Les traitements possibles

  • Traiter les troubles urinaires

    Si la personne dont vous vous occupez a reçu un diagnostic et connaît la cause de ses troubles urinaires, vous serez en mesure d’évoquer les traitements possibles avec son médecin ou son conseiller en continence. Il vous expliquera l’origine du problème et la manière dont les différents traitements peuvent y remédier. Il vous parlera également des effets secondaires éventuels et vous déciderez alors, ensemble, du traitement le plus approprié.

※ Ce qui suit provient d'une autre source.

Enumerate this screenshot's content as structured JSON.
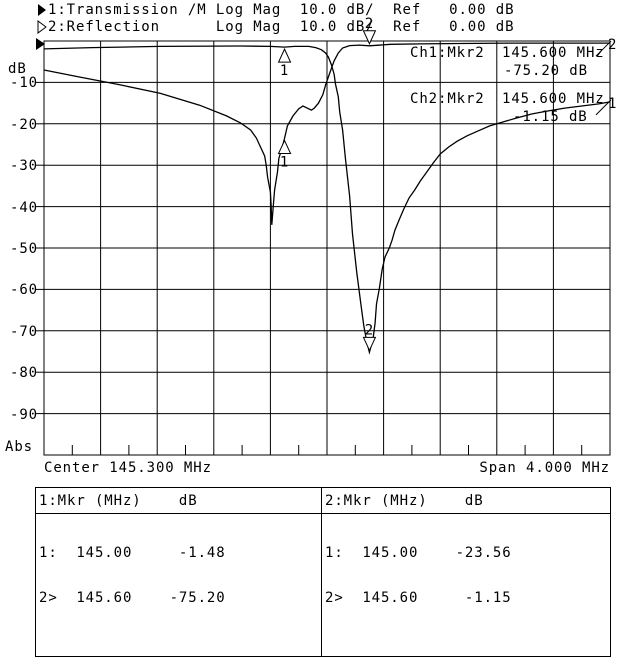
{
  "header": {
    "channel1_line": "1:Transmission /M Log Mag  10.0 dB/  Ref   0.00 dB",
    "channel2_line": "2:Reflection      Log Mag  10.0 dB/  Ref   0.00 dB"
  },
  "y_axis_unit": "dB",
  "y_axis_mode": "Abs",
  "readout": {
    "ch1": {
      "label": "Ch1:Mkr2",
      "freq": "145.600 MHz",
      "value": "-75.20 dB"
    },
    "ch2": {
      "label": "Ch2:Mkr2",
      "freq": "145.600 MHz",
      "value": "-1.15 dB"
    }
  },
  "x_axis_labels": {
    "center": "Center 145.300 MHz",
    "span": "Span 4.000 MHz"
  },
  "marker_table": {
    "ch1": {
      "header": "1:Mkr (MHz)    dB",
      "rows": [
        "1:  145.00     -1.48",
        "2>  145.60    -75.20"
      ]
    },
    "ch2": {
      "header": "2:Mkr (MHz)    dB",
      "rows": [
        "1:  145.00    -23.56",
        "2>  145.60     -1.15"
      ]
    }
  },
  "colors": {
    "foreground": "#000000",
    "background": "#ffffff"
  },
  "chart_data": {
    "type": "line",
    "title": "",
    "x_axis": {
      "center_mhz": 145.3,
      "span_mhz": 4.0,
      "min_mhz": 143.3,
      "max_mhz": 147.3,
      "divisions": 10
    },
    "y_axis": {
      "unit": "dB",
      "mode": "Abs",
      "ref_db": 0,
      "db_per_div": 10,
      "min_db": -100,
      "max_db": 0,
      "divisions": 10,
      "tick_labels": [
        "-10",
        "-20",
        "-30",
        "-40",
        "-50",
        "-60",
        "-70",
        "-80",
        "-90"
      ]
    },
    "grid": true,
    "series": [
      {
        "name": "Transmission",
        "trace_number": 1,
        "end_label": "1",
        "points_mhz_db": [
          [
            143.3,
            -1.9
          ],
          [
            143.64,
            -1.6
          ],
          [
            144.12,
            -1.3
          ],
          [
            144.69,
            -1.2
          ],
          [
            144.9,
            -1.3
          ],
          [
            145.0,
            -1.48
          ],
          [
            145.07,
            -1.3
          ],
          [
            145.17,
            -1.3
          ],
          [
            145.22,
            -1.6
          ],
          [
            145.26,
            -2.1
          ],
          [
            145.29,
            -2.9
          ],
          [
            145.31,
            -3.9
          ],
          [
            145.33,
            -5.6
          ],
          [
            145.35,
            -8.0
          ],
          [
            145.36,
            -10.4
          ],
          [
            145.38,
            -13.5
          ],
          [
            145.39,
            -17.1
          ],
          [
            145.41,
            -21.5
          ],
          [
            145.43,
            -28.3
          ],
          [
            145.46,
            -37.4
          ],
          [
            145.48,
            -46.6
          ],
          [
            145.51,
            -55.8
          ],
          [
            145.54,
            -63.8
          ],
          [
            145.56,
            -68.8
          ],
          [
            145.58,
            -72.5
          ],
          [
            145.6,
            -75.2
          ],
          [
            145.625,
            -72.0
          ],
          [
            145.64,
            -68.1
          ],
          [
            145.65,
            -63.5
          ],
          [
            145.67,
            -59.7
          ],
          [
            145.69,
            -55.1
          ],
          [
            145.71,
            -52.2
          ],
          [
            145.74,
            -50.0
          ],
          [
            145.76,
            -48.1
          ],
          [
            145.78,
            -45.7
          ],
          [
            145.81,
            -43.2
          ],
          [
            145.84,
            -40.8
          ],
          [
            145.88,
            -37.9
          ],
          [
            145.92,
            -36.0
          ],
          [
            145.96,
            -33.8
          ],
          [
            146.01,
            -31.4
          ],
          [
            146.05,
            -29.5
          ],
          [
            146.1,
            -27.3
          ],
          [
            146.16,
            -25.6
          ],
          [
            146.22,
            -24.2
          ],
          [
            146.29,
            -22.9
          ],
          [
            146.37,
            -21.7
          ],
          [
            146.45,
            -20.5
          ],
          [
            146.54,
            -19.6
          ],
          [
            146.64,
            -18.6
          ],
          [
            146.75,
            -17.6
          ],
          [
            146.86,
            -16.9
          ],
          [
            146.98,
            -16.2
          ],
          [
            147.1,
            -15.7
          ],
          [
            147.22,
            -15.2
          ],
          [
            147.3,
            -14.7
          ]
        ]
      },
      {
        "name": "Reflection",
        "trace_number": 2,
        "end_label": "2",
        "points_mhz_db": [
          [
            143.3,
            -7.0
          ],
          [
            143.55,
            -8.7
          ],
          [
            143.84,
            -10.6
          ],
          [
            144.12,
            -12.6
          ],
          [
            144.4,
            -15.5
          ],
          [
            144.59,
            -18.1
          ],
          [
            144.69,
            -19.8
          ],
          [
            144.76,
            -21.5
          ],
          [
            144.8,
            -23.4
          ],
          [
            144.83,
            -25.6
          ],
          [
            144.86,
            -27.8
          ],
          [
            144.87,
            -30.0
          ],
          [
            144.88,
            -32.9
          ],
          [
            144.9,
            -36.5
          ],
          [
            144.905,
            -39.6
          ],
          [
            144.91,
            -44.4
          ],
          [
            144.92,
            -40.1
          ],
          [
            144.93,
            -36.0
          ],
          [
            144.95,
            -31.6
          ],
          [
            144.96,
            -28.3
          ],
          [
            144.98,
            -26.1
          ],
          [
            145.0,
            -23.56
          ],
          [
            145.02,
            -20.5
          ],
          [
            145.06,
            -18.1
          ],
          [
            145.1,
            -16.4
          ],
          [
            145.13,
            -15.7
          ],
          [
            145.16,
            -16.2
          ],
          [
            145.19,
            -16.7
          ],
          [
            145.21,
            -16.2
          ],
          [
            145.24,
            -15.0
          ],
          [
            145.27,
            -13.0
          ],
          [
            145.29,
            -10.6
          ],
          [
            145.32,
            -7.7
          ],
          [
            145.35,
            -4.8
          ],
          [
            145.38,
            -2.9
          ],
          [
            145.41,
            -1.7
          ],
          [
            145.46,
            -1.1
          ],
          [
            145.53,
            -1.0
          ],
          [
            145.6,
            -1.15
          ],
          [
            145.75,
            -0.8
          ],
          [
            145.96,
            -0.7
          ],
          [
            146.24,
            -0.6
          ],
          [
            146.59,
            -0.5
          ],
          [
            146.95,
            -0.5
          ],
          [
            147.3,
            -0.5
          ]
        ]
      }
    ],
    "markers": [
      {
        "label": "1",
        "series": "Transmission",
        "mhz": 145.0,
        "db": -1.48,
        "pointer": "up"
      },
      {
        "label": "1",
        "series": "Reflection",
        "mhz": 145.0,
        "db": -23.56,
        "pointer": "up"
      },
      {
        "label": "2",
        "series": "Reflection",
        "mhz": 145.6,
        "db": -1.15,
        "pointer": "down"
      },
      {
        "label": "2",
        "series": "Transmission",
        "mhz": 145.6,
        "db": -75.2,
        "pointer": "down"
      }
    ]
  }
}
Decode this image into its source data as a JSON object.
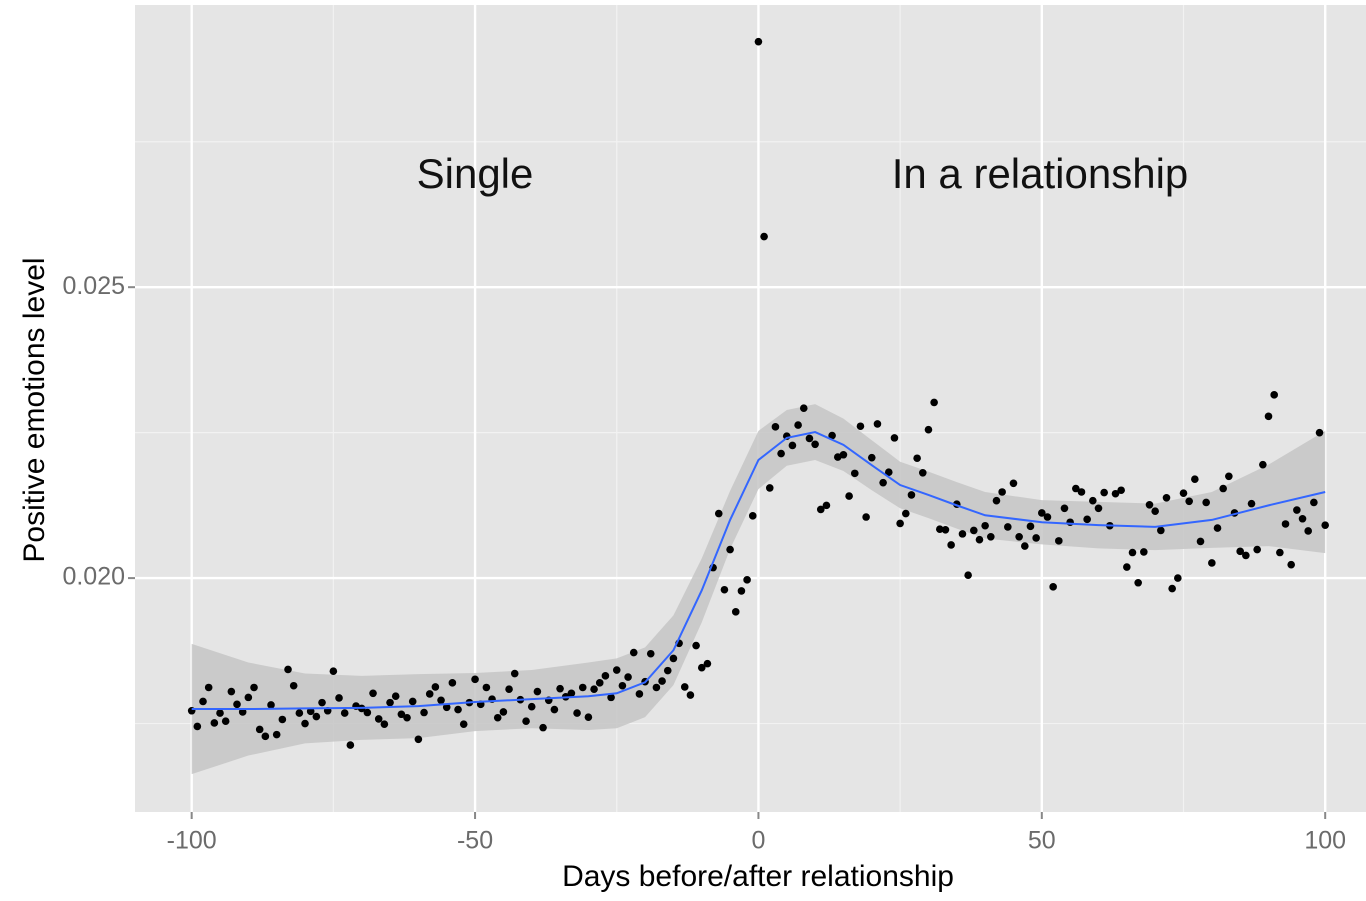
{
  "chart_data": {
    "type": "scatter",
    "x_label": "Days before/after relationship",
    "y_label": "Positive emotions level",
    "annotations": [
      "Single",
      "In a relationship"
    ],
    "xlim": [
      -110,
      107.2
    ],
    "ylim": [
      0.01598,
      0.02985
    ],
    "xticks": [
      -100,
      -50,
      0,
      50,
      100
    ],
    "yticks": [
      {
        "value": 0.02,
        "label": "0.020"
      },
      0.025
    ],
    "x_minor_grid": [
      -75,
      -25,
      25,
      75
    ],
    "y_minor_grid": [
      0.0175,
      0.0225,
      0.0275
    ],
    "grid": true,
    "color": "#000000",
    "x": [
      -100,
      -99,
      -98,
      -97,
      -96,
      -95,
      -94,
      -93,
      -92,
      -91,
      -90,
      -89,
      -88,
      -87,
      -86,
      -85,
      -84,
      -83,
      -82,
      -81,
      -80,
      -79,
      -78,
      -77,
      -76,
      -75,
      -74,
      -73,
      -72,
      -71,
      -70,
      -69,
      -68,
      -67,
      -66,
      -65,
      -64,
      -63,
      -62,
      -61,
      -60,
      -59,
      -58,
      -57,
      -56,
      -55,
      -54,
      -53,
      -52,
      -51,
      -50,
      -49,
      -48,
      -47,
      -46,
      -45,
      -44,
      -43,
      -42,
      -41,
      -40,
      -39,
      -38,
      -37,
      -36,
      -35,
      -34,
      -33,
      -32,
      -31,
      -30,
      -29,
      -28,
      -27,
      -26,
      -25,
      -24,
      -23,
      -22,
      -21,
      -20,
      -19,
      -18,
      -17,
      -16,
      -15,
      -14,
      -13,
      -12,
      -11,
      -10,
      -9,
      -8,
      -7,
      -6,
      -5,
      -4,
      -3,
      -2,
      -1,
      0,
      1,
      2,
      3,
      4,
      5,
      6,
      7,
      8,
      9,
      10,
      11,
      12,
      13,
      14,
      15,
      16,
      17,
      18,
      19,
      20,
      21,
      22,
      23,
      24,
      25,
      26,
      27,
      28,
      29,
      30,
      31,
      32,
      33,
      34,
      35,
      36,
      37,
      38,
      39,
      40,
      41,
      42,
      43,
      44,
      45,
      46,
      47,
      48,
      49,
      50,
      51,
      52,
      53,
      54,
      55,
      56,
      57,
      58,
      59,
      60,
      61,
      62,
      63,
      64,
      65,
      66,
      67,
      68,
      69,
      70,
      71,
      72,
      73,
      74,
      75,
      76,
      77,
      78,
      79,
      80,
      81,
      82,
      83,
      84,
      85,
      86,
      87,
      88,
      89,
      90,
      91,
      92,
      93,
      94,
      95,
      96,
      97,
      98,
      99,
      100
    ],
    "values": [
      0.01772,
      0.01745,
      0.01788,
      0.01812,
      0.01751,
      0.01768,
      0.01754,
      0.01805,
      0.01783,
      0.0177,
      0.01795,
      0.01812,
      0.0174,
      0.01728,
      0.01782,
      0.01731,
      0.01757,
      0.01843,
      0.01815,
      0.01768,
      0.0175,
      0.01771,
      0.01762,
      0.01786,
      0.01772,
      0.0184,
      0.01794,
      0.01768,
      0.01713,
      0.0178,
      0.01776,
      0.01769,
      0.01802,
      0.01758,
      0.01749,
      0.01786,
      0.01797,
      0.01766,
      0.0176,
      0.01788,
      0.01723,
      0.01769,
      0.01801,
      0.01813,
      0.0179,
      0.01778,
      0.0182,
      0.01774,
      0.01749,
      0.01786,
      0.01826,
      0.01783,
      0.01812,
      0.01792,
      0.0176,
      0.0177,
      0.01809,
      0.01836,
      0.01791,
      0.01754,
      0.01779,
      0.01805,
      0.01743,
      0.0179,
      0.01774,
      0.0181,
      0.01796,
      0.01802,
      0.01768,
      0.01812,
      0.01761,
      0.01809,
      0.0182,
      0.01832,
      0.01795,
      0.01842,
      0.01815,
      0.0183,
      0.01872,
      0.01801,
      0.01822,
      0.0187,
      0.01812,
      0.01823,
      0.01841,
      0.01862,
      0.01888,
      0.01813,
      0.01799,
      0.01884,
      0.01846,
      0.01853,
      0.02018,
      0.02111,
      0.0198,
      0.02049,
      0.01942,
      0.01978,
      0.01997,
      0.02107,
      0.02922,
      0.02587,
      0.02155,
      0.0226,
      0.02214,
      0.02244,
      0.02228,
      0.02263,
      0.02292,
      0.0224,
      0.0223,
      0.02118,
      0.02125,
      0.02245,
      0.02208,
      0.02212,
      0.02141,
      0.0218,
      0.02261,
      0.02105,
      0.02207,
      0.02265,
      0.02164,
      0.02182,
      0.02241,
      0.02094,
      0.02111,
      0.02143,
      0.02206,
      0.02181,
      0.02255,
      0.02302,
      0.02084,
      0.02083,
      0.02057,
      0.02127,
      0.02076,
      0.02005,
      0.02082,
      0.02066,
      0.0209,
      0.02071,
      0.02133,
      0.02148,
      0.02088,
      0.02163,
      0.02071,
      0.02055,
      0.02089,
      0.02069,
      0.02112,
      0.02105,
      0.01985,
      0.02064,
      0.0212,
      0.02096,
      0.02154,
      0.02148,
      0.02101,
      0.02133,
      0.0212,
      0.02147,
      0.0209,
      0.02145,
      0.02151,
      0.02019,
      0.02044,
      0.01992,
      0.02045,
      0.02126,
      0.02115,
      0.02082,
      0.02138,
      0.01982,
      0.02,
      0.02146,
      0.02132,
      0.0217,
      0.02063,
      0.0213,
      0.02026,
      0.02086,
      0.02154,
      0.02175,
      0.02112,
      0.02046,
      0.02039,
      0.02128,
      0.02049,
      0.02195,
      0.02278,
      0.02315,
      0.02044,
      0.02093,
      0.02023,
      0.02117,
      0.02102,
      0.02081,
      0.0213,
      0.0225,
      0.02091
    ],
    "smooth_color": "#3366ff",
    "band_color": "#c6c6c6",
    "smooth_x": [
      -100,
      -90,
      -80,
      -70,
      -60,
      -50,
      -40,
      -30,
      -25,
      -20,
      -15,
      -10,
      -5,
      0,
      5,
      10,
      15,
      20,
      25,
      30,
      35,
      40,
      50,
      60,
      70,
      80,
      90,
      100
    ],
    "smooth": [
      0.01775,
      0.01775,
      0.01776,
      0.01777,
      0.0178,
      0.01787,
      0.01792,
      0.01797,
      0.01802,
      0.01821,
      0.01876,
      0.01979,
      0.021,
      0.02203,
      0.02241,
      0.02251,
      0.02229,
      0.02194,
      0.0216,
      0.02143,
      0.02125,
      0.02108,
      0.02096,
      0.02091,
      0.02088,
      0.021,
      0.02125,
      0.02148
    ],
    "smooth_lower": [
      0.01663,
      0.01695,
      0.01716,
      0.01722,
      0.01725,
      0.01737,
      0.01742,
      0.01739,
      0.01742,
      0.01761,
      0.01816,
      0.01924,
      0.0205,
      0.02153,
      0.02193,
      0.02203,
      0.02184,
      0.02151,
      0.0212,
      0.02103,
      0.02085,
      0.02068,
      0.02058,
      0.02051,
      0.02048,
      0.02052,
      0.02055,
      0.02043
    ],
    "smooth_upper": [
      0.01887,
      0.01855,
      0.01836,
      0.01832,
      0.01835,
      0.01837,
      0.01842,
      0.01855,
      0.01862,
      0.01881,
      0.01936,
      0.02034,
      0.0215,
      0.02253,
      0.02289,
      0.02299,
      0.02274,
      0.02237,
      0.022,
      0.02183,
      0.02165,
      0.02148,
      0.02134,
      0.02131,
      0.02128,
      0.02148,
      0.02195,
      0.02253
    ]
  }
}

    Une fois le diagnostic posé, votre proche se verra très certainement d’abord proposer des traitements « conservateurs », parfois en combinaison avec des médicaments en fonction de ses symptômes et antécédents médicaux. L’intervention chirurgicale est une solution de dernier recours, qui ne sera normalement envisagée que si d’autres traitements ont été essayés pendant un certain temps sans donner de résultat probant.

    Veuillez noter que les informations relatives aux traitements contenues sur ce site sont fournies à titre purement indicatif. Consultez toujours un médecin ou un professionnel de santé afin d’évaluer quels sont les traitements les plus adaptés à votre proche.

    Les traitements conservateurs

    La personne dont vous vous occupez peut se voir proposer différents types de traitements conservateurs. Les plus fréquents sont les suivants :

  • La rétroaction biologique

    La rétroaction biologique est une technique conçue pour renforcer les muscles de l’urètre et du périnée afin de retrouver le contrôle de la vessie. Elle peut être utile pour apprendre quels sont les muscles à utiliser, quand il convient de les utiliser et dans quelle mesure les contracter pour prévenir les fuites.

    En quoi consiste la rétroaction biologique?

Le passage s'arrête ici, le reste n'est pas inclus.